Robot Militer Berkemampuan Kecerdasan Buatan Siap Mengubah Wajah Perang
Kathleen Hicks, wakil menteri pertahanan Amerika Serikat, (foto: twitter @DepSecDef)

Bagikan:

JAKARTA - Beberapa ahli teknologi percaya bahwa pengembang perangkat lunak komersial inovatif yang kini memasuki pasar senjata sedang menantang dominasi industri pertahanan tradisional yang menghasilkan senjata berharga tinggi, namun kadang-kadang dengan kecepatan yang lambat.

Masih terlalu dini untuk mengatakan apakah senjata besar berawak manusia seperti kapal selam atau helikopter pengintaian akan mengikuti nasib kapal perang, yang dinyatakan usang dengan munculnya kekuatan udara. Tetapi robot udara, darat, dan bawah air, yang bekerja sama dengan manusia, siap memainkan peran besar dalam peperangan.

Bukti perubahan tersebut sudah muncul dari perang di Ukraina. Di sana, bahkan tim manusia dan mesin yang beroperasi dengan berkecerdasan buatan signifikan sedang mengubah medan perang.

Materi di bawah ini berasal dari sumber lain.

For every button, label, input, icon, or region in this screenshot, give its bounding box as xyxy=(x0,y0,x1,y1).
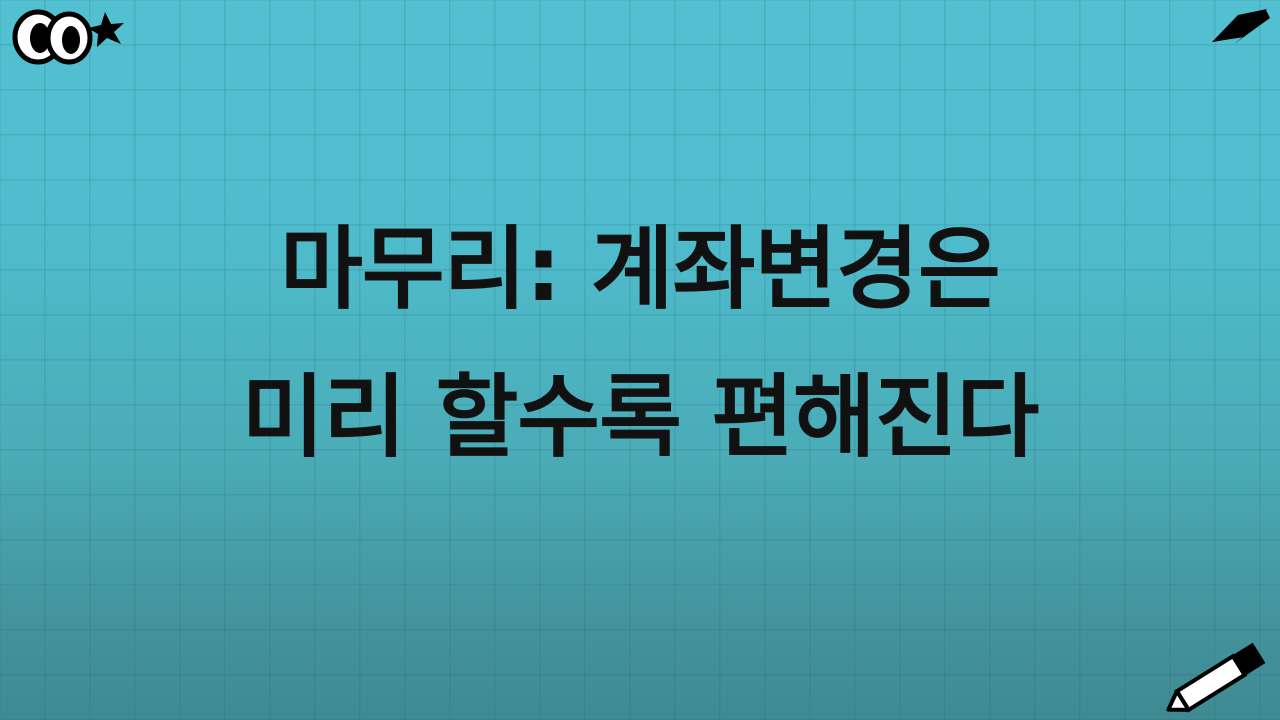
arrow-down-left-icon xyxy=(1204,4,1274,54)
pencil-icon xyxy=(1158,638,1276,718)
page-title: 마무리: 계좌변경은 미리 할수록 편해진다 xyxy=(0,196,1280,492)
page-title-line-2: 미리 할수록 편해진다 xyxy=(0,344,1280,492)
slide-canvas: 마무리: 계좌변경은 미리 할수록 편해진다 xyxy=(0,0,1280,720)
googly-eyes-star-logo xyxy=(8,4,128,66)
eye-right-icon xyxy=(48,14,90,62)
page-title-line-1: 마무리: 계좌변경은 xyxy=(0,196,1280,344)
star-icon xyxy=(88,12,124,47)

Drone yang dikendalikan dari jarak jauh yang sederhana telah sangat meningkatkan daya hancur artileri, roket, dan rudal di Ukraina, menurut analis militer yang mempelajari konflik tersebut.

Kathleen Hicks, wakil menteri pertahanan Amerika Serikat, mengatakan dalam pidato pada 28 Agustus di sebuah konferensi teknologi militer di Washington bahwa kemampuan militer tradisional "tetap penting." Tetapi dia mencatat bahwa konflik Ukraina telah menunjukkan bahwa teknologi yang muncul yang dikembangkan oleh perusahaan komersial dan non-tradisional bisa "menentukan dalam membela diri dari agresi militer modern."

Sebuah laporan khusus Reuters yang diterbitkan Minggu 10 September menjelajahi bagaimana otomatisasi yang didukung oleh kecerdasan buatan siap mengubah senjata, perang, dan kekuatan militer.

Baik pasukan Rusia maupun Ukraina mengintegrasikan senjata tradisional dengan kecerdasan buatan, citra satelit dan komunikasi, serta amunisi pintar dan bertahan, menurut laporan Mei dari Special Competitive Studies Project, sebuah panel ahli non-partisan AS. Medan perang kini merupakan jaringan parit dan bunker yang dalam di mana pasukan "terpaksa bersembunyi di bawah tanah atau berhimpitan di ruang bawah tanah untuk bertahan," demikian laporan tersebut.

Beberapa ahli strategi militer telah mencatat bahwa dalam konflik ini, helikopter serang dan transportasi telah menjadi sangat rentan sehingga hampir terpaksa turun dari langit, peran mereka kini semakin banyak digantikan oleh drone.

"Sistem udara tanpa awak telah mengambil peran helikopter pengintaian berawak dalam banyak misi mereka," kata Mick Ryan, mantan jenderal mayor tentara Australia yang secara rutin menerbitkan komentar tentang konflik tersebut. "Kami mulai melihat pengamat artileri berbasis darat digantikan oleh drone. Jadi, kami sudah mulai melihat beberapa penggantian.